В наше время успехи естественных наук, избавившие нас уже от многих предрассудков, дали нам возможность составить более здравый и простой взгляд и на отношение между духовной и те­лесной деятельностью человека. Антропология доказала нам яс­но, что прежде всего — все усилия наши представить себе отвле­ченного духа без всяких материальных свойств или положитель­но определить, что он такое в своей сущности, всегда были и всегда останутся совершенно бесплодными. Затем наука объяс­нила, что всякая деятельность, обнаруженная человеком, лишь настолько и может быть нами замечена, насколько обнаружилась она в телесных, внешних проявлениях, и что, следовательно, о де­ятельности души мы можем судить только по ее проявлению в те-

ле. Вместе с тем мы узнали, что каждое из простых веществ, вхо­дящих в состав нашего тела, само по себе не имеет жизни, — сле­довательно, жизненность, обнаруживаемая нами, зависит не от того или другого вещества, а от известного соединения всех их. При таком точном дознании уже невозможно было оставаться в грубом, слепом материализме, считавшем душу каким-то кусоч­ком тончайшей, эфирной материи; тут уже нельзя было ставить вопросы об органической жизни человека так, как их ставили древние языческие философы и средневековые схоластики. Ну­жен был взгляд более широкий и более ясный, нужно было приве­сти к единству то, что доселе намеренно разъединялось; нужно было обобщить то, что представлялось до тех пор какими-то от­дельными [ничем не связанными] частями. В этом возведении ви­димых противоречий к естественному единству — великая за­слуга новейшей науки. Только новейшая наука отвергла схолас­тическое раздвоение человека и стала рассматривать его в полном, неразрывном его составе, телесном и духовном, не стара­ясь разобщать их.
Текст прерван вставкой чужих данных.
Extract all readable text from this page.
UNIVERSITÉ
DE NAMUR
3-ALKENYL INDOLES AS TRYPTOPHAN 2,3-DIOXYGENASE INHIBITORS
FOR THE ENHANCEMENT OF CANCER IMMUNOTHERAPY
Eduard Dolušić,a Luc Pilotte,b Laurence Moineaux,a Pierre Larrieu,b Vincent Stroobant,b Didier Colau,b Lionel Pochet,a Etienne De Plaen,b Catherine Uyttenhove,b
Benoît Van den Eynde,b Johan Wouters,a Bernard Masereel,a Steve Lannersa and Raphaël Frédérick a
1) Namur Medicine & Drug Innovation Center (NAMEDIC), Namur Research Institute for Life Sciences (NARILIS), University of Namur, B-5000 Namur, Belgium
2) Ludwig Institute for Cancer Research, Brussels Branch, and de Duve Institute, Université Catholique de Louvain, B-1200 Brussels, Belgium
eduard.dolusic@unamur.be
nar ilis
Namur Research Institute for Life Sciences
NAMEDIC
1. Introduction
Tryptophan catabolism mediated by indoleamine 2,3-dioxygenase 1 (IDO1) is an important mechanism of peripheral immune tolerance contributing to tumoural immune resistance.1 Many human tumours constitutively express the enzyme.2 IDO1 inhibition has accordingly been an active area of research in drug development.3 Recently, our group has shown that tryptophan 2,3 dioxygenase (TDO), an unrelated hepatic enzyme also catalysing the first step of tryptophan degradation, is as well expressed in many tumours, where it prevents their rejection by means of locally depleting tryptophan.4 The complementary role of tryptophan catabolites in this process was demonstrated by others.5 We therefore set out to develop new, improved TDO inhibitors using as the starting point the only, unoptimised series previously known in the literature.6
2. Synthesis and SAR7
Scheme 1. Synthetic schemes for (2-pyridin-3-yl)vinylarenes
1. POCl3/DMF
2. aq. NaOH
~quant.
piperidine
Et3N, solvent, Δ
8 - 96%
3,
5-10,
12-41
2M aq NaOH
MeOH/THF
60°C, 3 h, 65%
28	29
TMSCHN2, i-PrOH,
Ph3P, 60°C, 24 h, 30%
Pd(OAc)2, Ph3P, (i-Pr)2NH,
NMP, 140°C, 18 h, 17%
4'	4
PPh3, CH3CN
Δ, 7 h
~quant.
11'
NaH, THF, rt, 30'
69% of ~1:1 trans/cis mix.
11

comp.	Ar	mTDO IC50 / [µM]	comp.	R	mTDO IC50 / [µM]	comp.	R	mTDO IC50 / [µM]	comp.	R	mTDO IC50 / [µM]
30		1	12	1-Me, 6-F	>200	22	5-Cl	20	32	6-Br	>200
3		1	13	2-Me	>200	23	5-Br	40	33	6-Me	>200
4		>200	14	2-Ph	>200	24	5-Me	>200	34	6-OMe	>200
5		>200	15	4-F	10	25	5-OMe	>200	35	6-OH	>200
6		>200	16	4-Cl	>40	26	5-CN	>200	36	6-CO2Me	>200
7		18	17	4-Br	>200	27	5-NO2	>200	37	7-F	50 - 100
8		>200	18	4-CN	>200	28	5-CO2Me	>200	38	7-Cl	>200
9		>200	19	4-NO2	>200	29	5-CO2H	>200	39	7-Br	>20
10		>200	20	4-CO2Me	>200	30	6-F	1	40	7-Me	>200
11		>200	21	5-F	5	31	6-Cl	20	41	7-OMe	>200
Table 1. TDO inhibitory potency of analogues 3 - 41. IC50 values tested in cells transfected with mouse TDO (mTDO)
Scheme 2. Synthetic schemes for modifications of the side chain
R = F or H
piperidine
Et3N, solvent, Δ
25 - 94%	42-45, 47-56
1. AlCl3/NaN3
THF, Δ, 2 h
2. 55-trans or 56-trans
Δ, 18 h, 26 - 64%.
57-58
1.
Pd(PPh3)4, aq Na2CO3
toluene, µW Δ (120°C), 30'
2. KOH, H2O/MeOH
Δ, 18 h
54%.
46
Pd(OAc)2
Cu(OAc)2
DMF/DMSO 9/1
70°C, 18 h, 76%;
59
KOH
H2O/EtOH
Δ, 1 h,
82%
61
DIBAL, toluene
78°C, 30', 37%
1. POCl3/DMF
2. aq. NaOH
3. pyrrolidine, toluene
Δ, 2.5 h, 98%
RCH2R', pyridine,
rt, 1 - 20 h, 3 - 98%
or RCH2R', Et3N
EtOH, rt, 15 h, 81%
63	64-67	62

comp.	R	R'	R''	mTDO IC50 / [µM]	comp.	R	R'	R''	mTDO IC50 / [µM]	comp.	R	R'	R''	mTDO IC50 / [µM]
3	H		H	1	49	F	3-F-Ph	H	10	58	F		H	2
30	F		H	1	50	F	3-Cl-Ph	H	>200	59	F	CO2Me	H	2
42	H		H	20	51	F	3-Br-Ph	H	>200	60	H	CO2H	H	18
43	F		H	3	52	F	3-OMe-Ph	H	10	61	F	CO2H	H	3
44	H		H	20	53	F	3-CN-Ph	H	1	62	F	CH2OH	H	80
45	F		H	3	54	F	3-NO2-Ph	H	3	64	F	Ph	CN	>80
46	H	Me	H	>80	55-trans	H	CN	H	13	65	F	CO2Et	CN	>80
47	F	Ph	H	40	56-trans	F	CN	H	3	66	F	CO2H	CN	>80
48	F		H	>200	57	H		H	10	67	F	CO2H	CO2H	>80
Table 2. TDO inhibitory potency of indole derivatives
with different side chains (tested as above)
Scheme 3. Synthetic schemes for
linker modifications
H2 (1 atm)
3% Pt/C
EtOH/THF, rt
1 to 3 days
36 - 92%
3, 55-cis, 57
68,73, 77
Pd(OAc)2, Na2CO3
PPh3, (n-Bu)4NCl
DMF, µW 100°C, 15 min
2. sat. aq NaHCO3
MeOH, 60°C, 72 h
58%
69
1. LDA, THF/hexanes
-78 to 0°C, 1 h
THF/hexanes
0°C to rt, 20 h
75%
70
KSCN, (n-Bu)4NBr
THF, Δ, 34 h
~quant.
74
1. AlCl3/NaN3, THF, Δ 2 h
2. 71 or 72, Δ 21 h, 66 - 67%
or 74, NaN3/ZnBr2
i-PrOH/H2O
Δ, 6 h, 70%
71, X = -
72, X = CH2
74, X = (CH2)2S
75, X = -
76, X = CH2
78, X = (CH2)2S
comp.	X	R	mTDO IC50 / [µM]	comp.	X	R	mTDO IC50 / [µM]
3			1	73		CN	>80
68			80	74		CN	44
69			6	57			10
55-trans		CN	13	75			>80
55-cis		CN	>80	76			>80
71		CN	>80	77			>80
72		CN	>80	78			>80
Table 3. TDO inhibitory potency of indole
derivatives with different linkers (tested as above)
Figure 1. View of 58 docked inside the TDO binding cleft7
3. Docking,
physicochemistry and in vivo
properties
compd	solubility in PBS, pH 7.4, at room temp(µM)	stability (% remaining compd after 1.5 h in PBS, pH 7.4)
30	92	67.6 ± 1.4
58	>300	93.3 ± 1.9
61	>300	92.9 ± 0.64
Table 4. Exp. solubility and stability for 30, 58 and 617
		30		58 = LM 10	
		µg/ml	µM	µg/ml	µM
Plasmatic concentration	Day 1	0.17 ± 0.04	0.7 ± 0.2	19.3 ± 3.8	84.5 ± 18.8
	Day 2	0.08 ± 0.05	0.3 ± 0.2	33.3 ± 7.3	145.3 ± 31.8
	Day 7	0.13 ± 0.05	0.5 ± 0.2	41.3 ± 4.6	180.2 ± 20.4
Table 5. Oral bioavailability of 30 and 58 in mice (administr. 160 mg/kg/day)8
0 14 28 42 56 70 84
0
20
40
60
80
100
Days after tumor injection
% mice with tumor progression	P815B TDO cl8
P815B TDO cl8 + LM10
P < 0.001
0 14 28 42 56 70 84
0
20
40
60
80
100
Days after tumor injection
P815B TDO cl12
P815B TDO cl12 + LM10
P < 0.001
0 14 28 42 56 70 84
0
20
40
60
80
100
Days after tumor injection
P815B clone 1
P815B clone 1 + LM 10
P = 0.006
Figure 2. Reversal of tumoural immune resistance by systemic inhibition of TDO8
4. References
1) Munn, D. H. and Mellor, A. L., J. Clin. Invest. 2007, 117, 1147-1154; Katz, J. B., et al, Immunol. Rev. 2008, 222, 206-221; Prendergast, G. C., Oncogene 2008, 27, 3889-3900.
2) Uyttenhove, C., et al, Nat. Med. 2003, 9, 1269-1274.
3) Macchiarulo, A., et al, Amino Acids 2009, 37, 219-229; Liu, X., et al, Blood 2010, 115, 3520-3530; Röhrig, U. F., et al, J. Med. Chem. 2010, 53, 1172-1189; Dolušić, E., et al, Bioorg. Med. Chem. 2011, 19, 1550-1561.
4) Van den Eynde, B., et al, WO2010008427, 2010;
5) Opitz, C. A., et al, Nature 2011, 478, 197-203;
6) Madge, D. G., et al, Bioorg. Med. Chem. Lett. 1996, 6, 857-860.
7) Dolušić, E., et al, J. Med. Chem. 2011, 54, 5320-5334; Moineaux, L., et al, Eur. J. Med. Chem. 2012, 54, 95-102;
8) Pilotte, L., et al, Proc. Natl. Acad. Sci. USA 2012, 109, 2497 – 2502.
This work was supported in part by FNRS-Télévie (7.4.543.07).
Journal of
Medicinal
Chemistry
Она увидела в душе именно ту силу, которая проникает собою и одушевляет весь телесный состав человека. На основании такого понятия наука уже не рассматривает ныне те­лесные деятельности отдельно от духовных, и обратно. Напротив, во всех, самых ничтожных телесных явлениях наука видит дей­ствие той же силы, участвующей бессознательно в кроветворе­нии, пищеварении и пр. и достигающей высоты сознания в от­правлениях нервной системы и преимущественно мозга. Отлича­ясь простотою и верностью фактам жизни, согласный с высшим христианским взглядом вообще на личность человека, как суще­ства самостоятельно-индивидуального, взгляд истинной науки отличается еще одним преимуществом. Им несомненно утверж­дается та истина, что душа не внешней связью соединяется с те­лом, не случайно в него положена, не уголок какой-нибудь зани­мает в нем, — а сливается с ним необходимо, прочно и неразрыв­но, проникает его все и повсюду так, что без нее, без этой силы одушевляющей, невозможно вообразить себе живой человечес­кий организм, [и наоборот] (I, С. 159—163).

Теперь уже никто не сомневается в том, что все старания про­вести разграничительную черту между духовными и телесными отправлениями человека напрасны и что наука человеческая ни­когда этого достигнуть не может. Без вещественного обнаружения мы не можем узнать о существовании внутренней деятельности, а вещественное обнаружение происходит в теле; возможно ли же от­делять предмет его от признаков, и что остается от предмета, если мы представление всех его признаков и свойств уничтожим? Совер­шенно простое и логичное объяснение фактов видимого антагониз­ма человеческой природы происходит тогда, когда мы смотрим на человека, просто как на единый неразделимый организм (I, С. 165).